Стемнело еще больше, но зажигать свет он не хотел, рад был, что не виден во тьме и, значит, смущение, которое непременно охватит его, когда он начнет перед ней раздеваться, останется незамеченным. (Кое-как он еще умел расстегивать женщинам блузку, сам же раздевался у них на глазах со стыдливой поспешностью.) Однако на этот раз он долго не решался расстегнуть ей первую пуговицу (ему казалось, что процесс раздевания должен сопровождаться какими-то изящными и элегантными жестами, известными лишь мужчинам опытным, он же боялся обнаружить свою неопытность); в конце концов она сама встала и спросила с улыбкой: "Не пора ли мне сбросить этот панцирь?.." и начала раздеваться; но в комнате было темно, и он видел лишь тени ее движений. Он тоже торопливо разделся, но обрел кой-какую уверенность лишь тогда, когда они предались (благодаря ее терпению) любви. Он смотрел ей в лицо, но в полумраке совершенно ускользало его выражение, он даже не различал ее черт. Он сожалел, что темно, но в ту минуту представлялось невозможным оторваться от нее и подойти к двери, чтобы повернуть выключатель; он продолжал напряженно вглядываться в нее, но по-прежнему не узнавал; казалось, он отдается любви с кем-то другим, с кем-то фиктивным или с кем-то и вовсе неконкретным, безликим.

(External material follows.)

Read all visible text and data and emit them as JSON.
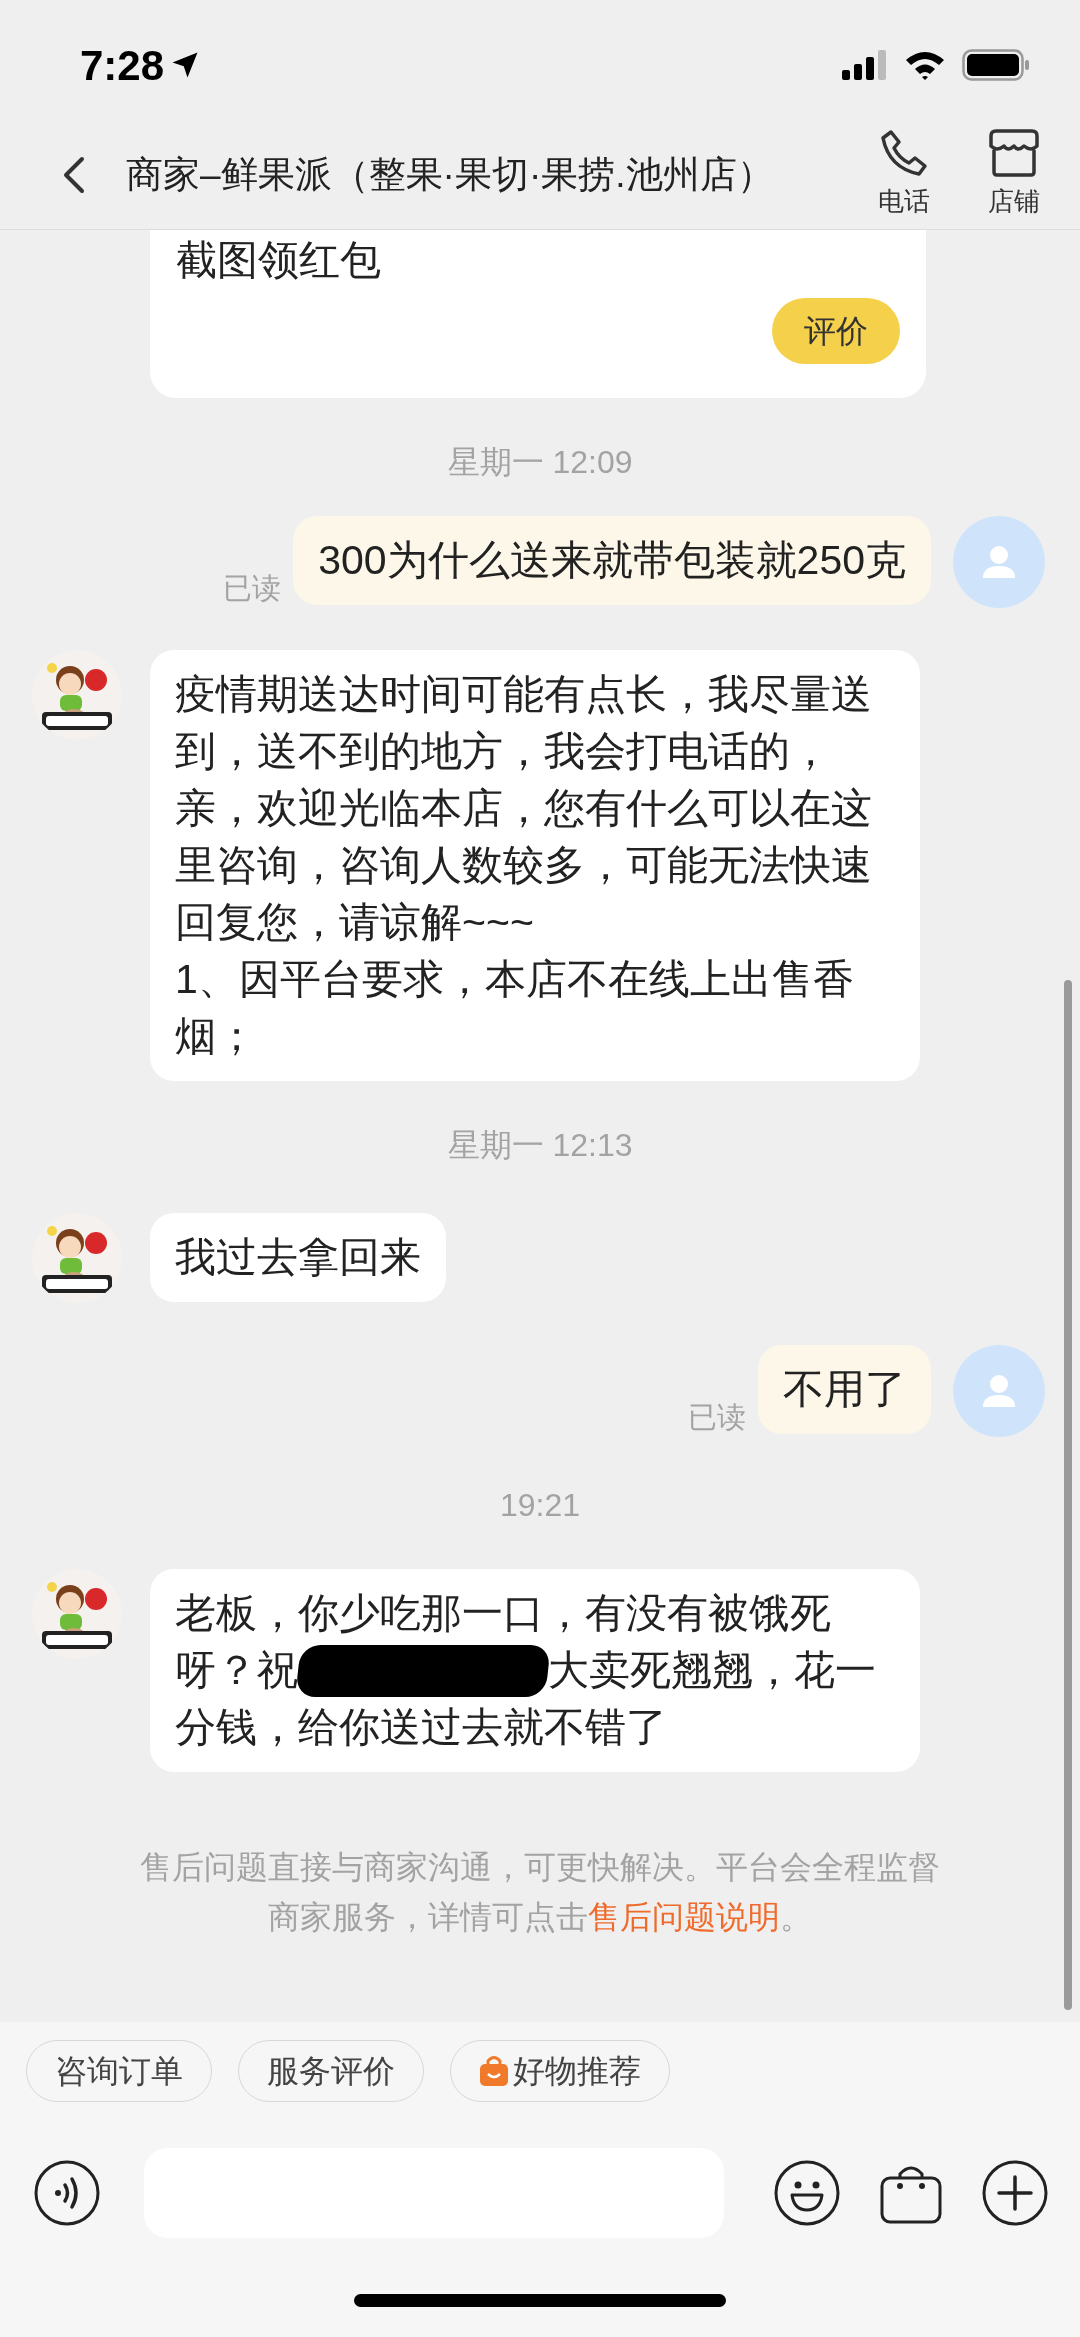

Потом она оседлала его (он видел лишь ее вознесшуюся тень) и, извиваясь бедрами, стала говорить что-то сдавленным голосом, шепотом, причем было неясно, говорит ли она это ему или себе. Не разбирая слов, он спросил, что она говорит. Но она продолжала что-то шептать, и он, даже прижав ее к себе вновь, так и не смог разобрать ее шепота.
8
Она слушала хозяина дома и с каждым мигом все больше погружалась в детали давно забытые: тогда, например, она носила голубой костюмчик из легкой летней ткани, в котором выглядела ангельски невинной (да, она вспомнила этот костюмчик), в волосы вкалывала большой костяной гребень, придававший ей величественно старомодный вид, в кафе всегда заказывала чай с ромом (ее единственное спиртное прегрешение), и эти воспоминания приятно уносили ее прочь от кладбища, от разрушенной могилы, от натертых ступней, прочь от Дома культуры и укоризненных глаз сына. Что ж, мелькнула мысль, пусть я такая, какая есть, но если частица моей молодости продолжает жить в этом человеке, значит, жила я не напрасно; и следом мелькнула мысль, что это новое подтверждение ее взглядов: человек ценен тем, чем он возвышается над собой, тем, чем он преступает границы самого себя, чем живет в других и для других.
Она слушала и, когда он временами гладил ее по руке, не сопротивлялась; это поглаживание сливалось с покойно ласковым настроением, в котором протекал разговор, и содержало в себе обезоруживающую неопределенность (кому оно принадлежало? Той, о которой говорится, или той, которой говорится?); впрочем, мужчина, гладивший ее, нравился ей; она даже подумала, что теперь он нравится ей больше, чем тот юноша пятнадцатилетней давности, чье мальчишество, если она хорошо помнит, несколько тяготило ее.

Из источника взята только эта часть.